Any extrovert people here? YOU GOT ME WONDERING.


----------



## retrofan_k (Oct 28, 2016)

Bit of both, yet mostly introverted because 98% of online is full of butthurt scrubs and having to deal with their emotions because they lose, which then takes the fun out of the game.


----------



## Apex (Oct 28, 2016)

I love local multiplayer games, I usually jump at any chance to play them. I don't do a lot of online gaming though, I don't find much pleasure in playing against people I don't know.


----------



## DaFixer (Oct 28, 2016)

As a true introvert kind off person, I really like playing games alone (with a good beer).
When playing a game I can switch my off the world around me, my only focus is me playing a game.
After 7 years I quit playing games online. Becase the off high prices for the games (COD 70euro + season pack 50 euro), PSN+ (50 euro) and it cost allot off time to be good at COD.
For that money and time I can play better games and do another stuff.


----------



## gnmmarechal (Oct 28, 2016)

I am an introvert. I generally prefer single-player games, often RPGs like Skyrim, where I can just get immersed in the game and play by myself.

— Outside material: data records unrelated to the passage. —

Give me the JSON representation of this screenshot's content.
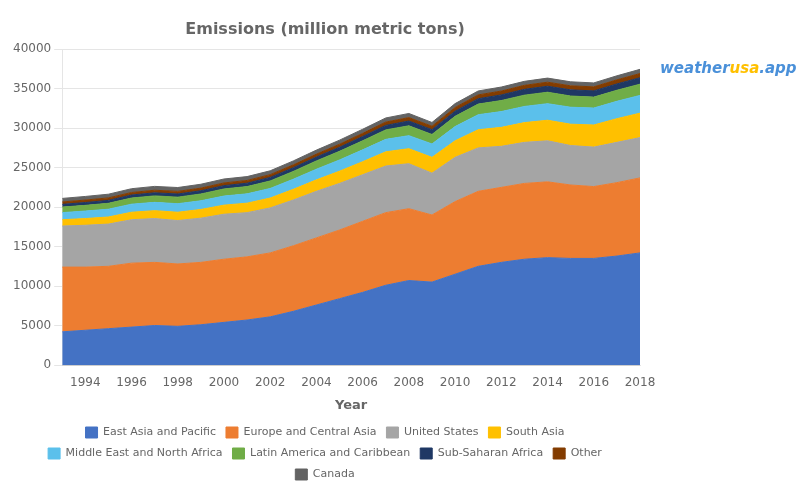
{
  "chart_data": {
    "type": "area",
    "stacked": true,
    "title": "Emissions (million metric tons)",
    "xlabel": "Year",
    "x": [
      1993,
      1994,
      1995,
      1996,
      1997,
      1998,
      1999,
      2000,
      2001,
      2002,
      2003,
      2004,
      2005,
      2006,
      2007,
      2008,
      2009,
      2010,
      2011,
      2012,
      2013,
      2014,
      2015,
      2016,
      2017,
      2018
    ],
    "series": [
      {
        "name": "East Asia and Pacific",
        "color": "#4472C4",
        "values": [
          4200,
          4400,
          4600,
          4800,
          5000,
          4900,
          5100,
          5400,
          5700,
          6100,
          6800,
          7600,
          8400,
          9200,
          10100,
          10700,
          10500,
          11500,
          12500,
          13000,
          13400,
          13600,
          13500,
          13500,
          13800,
          14200
        ]
      },
      {
        "name": "Europe and Central Asia",
        "color": "#ED7D31",
        "values": [
          8200,
          8000,
          7900,
          8100,
          8000,
          7900,
          7900,
          8000,
          8000,
          8100,
          8300,
          8500,
          8700,
          9000,
          9200,
          9100,
          8500,
          9200,
          9500,
          9500,
          9600,
          9600,
          9300,
          9100,
          9300,
          9500
        ]
      },
      {
        "name": "United States",
        "color": "#A5A5A5",
        "values": [
          5200,
          5300,
          5350,
          5500,
          5550,
          5500,
          5600,
          5700,
          5600,
          5700,
          5800,
          5900,
          5900,
          5900,
          5900,
          5700,
          5300,
          5600,
          5500,
          5200,
          5200,
          5200,
          5000,
          5000,
          5100,
          5100
        ]
      },
      {
        "name": "South Asia",
        "color": "#FFC000",
        "values": [
          800,
          850,
          900,
          950,
          1000,
          1050,
          1100,
          1150,
          1200,
          1250,
          1350,
          1450,
          1550,
          1650,
          1800,
          1900,
          2000,
          2100,
          2300,
          2400,
          2500,
          2600,
          2700,
          2800,
          3000,
          3100
        ]
      },
      {
        "name": "Middle East and North Africa",
        "color": "#5BC0EB",
        "values": [
          900,
          950,
          980,
          1020,
          1050,
          1080,
          1100,
          1150,
          1180,
          1210,
          1280,
          1350,
          1420,
          1500,
          1580,
          1650,
          1700,
          1800,
          1900,
          2000,
          2050,
          2100,
          2150,
          2150,
          2200,
          2250
        ]
      },
      {
        "name": "Latin America and Caribbean",
        "color": "#70AD47",
        "values": [
          700,
          720,
          750,
          780,
          820,
          830,
          860,
          900,
          920,
          950,
          990,
          1050,
          1100,
          1150,
          1200,
          1250,
          1200,
          1300,
          1350,
          1400,
          1430,
          1450,
          1420,
          1380,
          1400,
          1420
        ]
      },
      {
        "name": "Sub-Saharan Africa",
        "color": "#1F3864",
        "values": [
          350,
          360,
          370,
          380,
          390,
          400,
          410,
          420,
          430,
          450,
          470,
          490,
          510,
          540,
          570,
          600,
          610,
          650,
          680,
          710,
          740,
          760,
          780,
          790,
          800,
          820
        ]
      },
      {
        "name": "Other",
        "color": "#833C00",
        "values": [
          300,
          310,
          315,
          320,
          325,
          330,
          335,
          340,
          345,
          350,
          360,
          370,
          380,
          400,
          420,
          440,
          430,
          460,
          480,
          490,
          500,
          510,
          510,
          510,
          520,
          530
        ]
      },
      {
        "name": "Canada",
        "color": "#636363",
        "values": [
          450,
          460,
          470,
          480,
          490,
          490,
          490,
          500,
          490,
          490,
          500,
          510,
          520,
          520,
          520,
          520,
          480,
          500,
          500,
          510,
          510,
          520,
          510,
          500,
          510,
          530
        ]
      }
    ],
    "xlim": [
      1993,
      2018
    ],
    "xticks": [
      1994,
      1996,
      1998,
      2000,
      2002,
      2004,
      2006,
      2008,
      2010,
      2012,
      2014,
      2016,
      2018
    ],
    "ylim": [
      0,
      40000
    ],
    "yticks": [
      0,
      5000,
      10000,
      15000,
      20000,
      25000,
      30000,
      35000,
      40000
    ],
    "grid": true,
    "legend": "bottom",
    "annotations": [
      {
        "text": "weather",
        "color": "#4a90d9"
      },
      {
        "text": "usa",
        "color": "#FFC000"
      },
      {
        "text": ".app",
        "color": "#4a90d9"
      }
    ]
  }
}
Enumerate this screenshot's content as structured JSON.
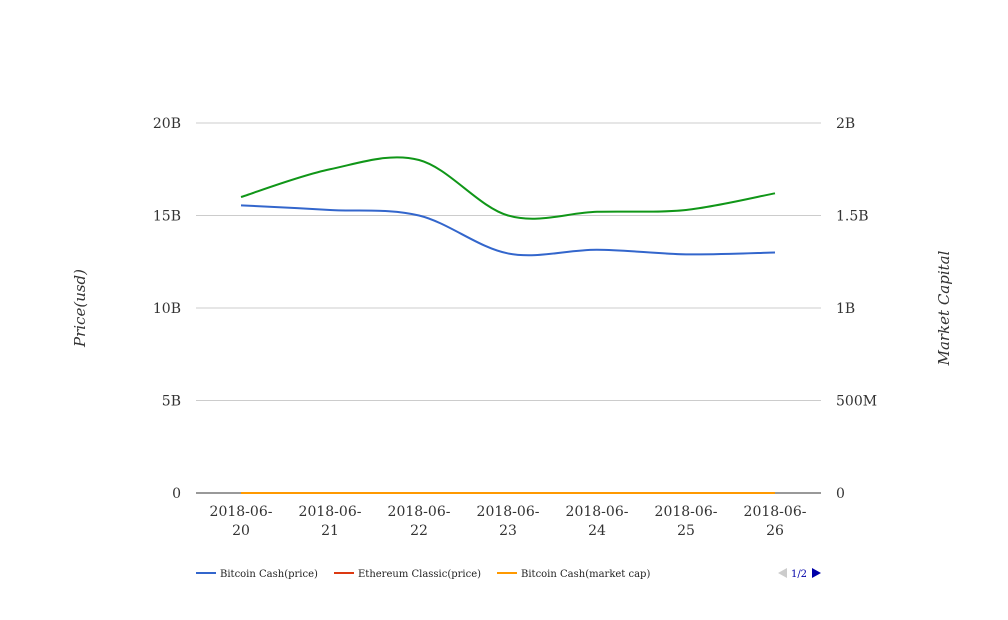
{
  "chart_data": {
    "type": "line",
    "categories": [
      [
        "2018-06-",
        "20"
      ],
      [
        "2018-06-",
        "21"
      ],
      [
        "2018-06-",
        "22"
      ],
      [
        "2018-06-",
        "23"
      ],
      [
        "2018-06-",
        "24"
      ],
      [
        "2018-06-",
        "25"
      ],
      [
        "2018-06-",
        "26"
      ]
    ],
    "y_left": {
      "label": "Price(usd)",
      "range": [
        0,
        20000000000
      ],
      "ticks": [
        0,
        5000000000,
        10000000000,
        15000000000,
        20000000000
      ],
      "tick_labels": [
        "0",
        "5B",
        "10B",
        "15B",
        "20B"
      ]
    },
    "y_right": {
      "label": "Market Capital",
      "range": [
        0,
        2000000000
      ],
      "ticks": [
        0,
        500000000,
        1000000000,
        1500000000,
        2000000000
      ],
      "tick_labels": [
        "0",
        "500M",
        "1B",
        "1.5B",
        "2B"
      ]
    },
    "series": [
      {
        "name": "Bitcoin Cash(price)",
        "axis": "left",
        "color": "#3366cc",
        "values": [
          15550000000,
          15300000000,
          15000000000,
          12950000000,
          13150000000,
          12900000000,
          13000000000
        ]
      },
      {
        "name": "Ethereum Classic(price)",
        "axis": "left",
        "color": "#dc3912",
        "values": [
          0,
          0,
          0,
          0,
          0,
          0,
          0
        ]
      },
      {
        "name": "Bitcoin Cash(market cap)",
        "axis": "left",
        "color": "#ff9900",
        "values": [
          0,
          0,
          0,
          0,
          0,
          0,
          0
        ]
      },
      {
        "axis": "right",
        "color": "#109618",
        "values": [
          1600000000,
          1750000000,
          1800000000,
          1500000000,
          1520000000,
          1530000000,
          1620000000
        ]
      }
    ],
    "legend": {
      "position": "bottom-left",
      "visible_series": [
        0,
        1,
        2
      ],
      "page_indicator": "1/2"
    },
    "grid": true
  }
}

I like CS:GO, and it's pretty much the only game I play online.

Hell, I do play Elder Scrolls Online as if it were Skyrim, ignoring that it is an MMORPG, I play it like I would play Skyrim. Only a couple times I partied with someone when playing, and it was a friend of mine who got the game at the same time as me, and we went and played a few dungeons with other friends of his.

Just those 2 or 3 times though, other than that, I always solo MMORPGs.

My favourite games ARE single-player.

I barely ever played Pokémon online, too, though I played thousands of hours of it overall, counting every game.

Gravity Rush, Persona 3, Pokémon, Skyrim, Tetris, etc. That's the kind of game I play.


----------